Sukabuminow.com || Kasus dugaan kekerasan seksual terhadap anak kembali mengguncang Kabupaten Sukabumi, Jawa Barat. Aparat Satreskrim Polres Sukabumi berhasil mengamankan seorang pemuda berinisial RA (21 th) yang diduga terlibat dalam kasus rudapaksa terhadap remaja perempuan berkebutuhan khusus berinisial E (14 th), warga Kecamatan Palabuhanratu.
Penangkapan dilakukan pada Senin (11/5/26) malam, di kawasan Desa Citepus, Kecamatan Palabuhanratu, setelah polisi meningkatkan penanganan perkara ke tahap penyidikan dan menetapkan RA sebagai tersangka.
KBO Reskrim Polres Sukabumi, Pready Sandha Purba, membenarkan penangkapan tersebut. Menurutnya, proses hukum dilakukan setelah penyidik mengumpulkan sejumlah alat bukti dan melakukan gelar perkara.
“Kami telah melakukan penangkapan dan penahanan terhadap terduga pelaku berinisial RA. Saat ini yang bersangkutan masih menjalani pemeriksaan intensif di Polres Sukabumi,” ujar Pready, Selasa (12/5/26).
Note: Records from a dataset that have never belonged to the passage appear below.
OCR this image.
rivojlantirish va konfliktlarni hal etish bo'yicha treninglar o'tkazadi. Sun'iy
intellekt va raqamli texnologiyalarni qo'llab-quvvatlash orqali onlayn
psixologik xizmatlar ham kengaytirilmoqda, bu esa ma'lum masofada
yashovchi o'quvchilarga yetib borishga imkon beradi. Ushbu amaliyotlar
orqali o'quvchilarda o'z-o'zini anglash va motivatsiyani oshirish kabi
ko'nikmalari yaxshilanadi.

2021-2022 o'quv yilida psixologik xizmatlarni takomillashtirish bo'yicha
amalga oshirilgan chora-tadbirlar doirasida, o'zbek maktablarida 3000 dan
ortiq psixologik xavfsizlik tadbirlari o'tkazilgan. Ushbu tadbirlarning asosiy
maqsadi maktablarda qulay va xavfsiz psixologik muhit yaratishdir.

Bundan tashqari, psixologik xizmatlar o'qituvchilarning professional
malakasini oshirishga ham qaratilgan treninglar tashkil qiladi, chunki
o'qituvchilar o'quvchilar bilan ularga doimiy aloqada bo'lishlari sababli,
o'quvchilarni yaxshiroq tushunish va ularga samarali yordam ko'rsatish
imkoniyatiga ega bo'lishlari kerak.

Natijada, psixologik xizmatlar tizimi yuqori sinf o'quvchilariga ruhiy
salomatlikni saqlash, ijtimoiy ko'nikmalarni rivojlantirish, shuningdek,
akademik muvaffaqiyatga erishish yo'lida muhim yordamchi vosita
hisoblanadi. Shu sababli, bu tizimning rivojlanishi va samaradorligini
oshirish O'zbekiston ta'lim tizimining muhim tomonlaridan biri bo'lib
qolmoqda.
Dalam proses penyidikan, polisi juga mengamankan sejumlah barang bukti yang diduga berkaitan dengan tindak pidana tersebut, termasuk satu stel pakaian milik korban.
Kasus ini menjadi perhatian publik karena korban diketahui merupakan anak berkebutuhan khusus yang disebut mengalami trauma berat setelah kejadian. Dugaan tindak pidana tersebut terjadi pada 15 April 2026 di kawasan belakang pembangunan gedung kampus baru dekat Cagar Alam Panyaweuyan, Jalan Jayanti, Palabuhanratu.
Berdasarkan informasi yang dihimpun, korban pertama kali ditemukan di area semak-semak belakang bangunan oleh seorang penjaga kampus dalam kondisi menangis dan ketakutan. Korban kemudian diantarkan pulang ke rumah keluarganya.
Pihak keluarga mulai mengetahui dugaan kekerasan seksual setelah korban menunjukkan kondisi yang tidak biasa usai kejadian tersebut. Keluarga kemudian membawa korban menjalani pemeriksaan medis.
Paman korban berinisial A (34 th) mengatakan keluarga sangat terpukul atas peristiwa yang menimpa keponakannya. Ia berharap proses hukum berjalan transparan dan memberikan keadilan bagi korban.
“Korban mengalami ketakutan dan trauma. Kami berharap kasus ini diproses secara serius sesuai hukum yang berlaku,” ungkapnya.
RA kini dijerat dengan pasal berlapis terkait tindak pidana perbuatan cabul terhadap anak sebagaimana diatur dalam Undang-Undang Republik Indonesia Nomor 1 Tahun 2023 tentang Kitab Undang-Undang Hukum Pidana (KUHP). Polisi memastikan proses penyidikan masih terus berjalan untuk mendalami seluruh fakta dan keterangan saksi dalam perkara tersebut.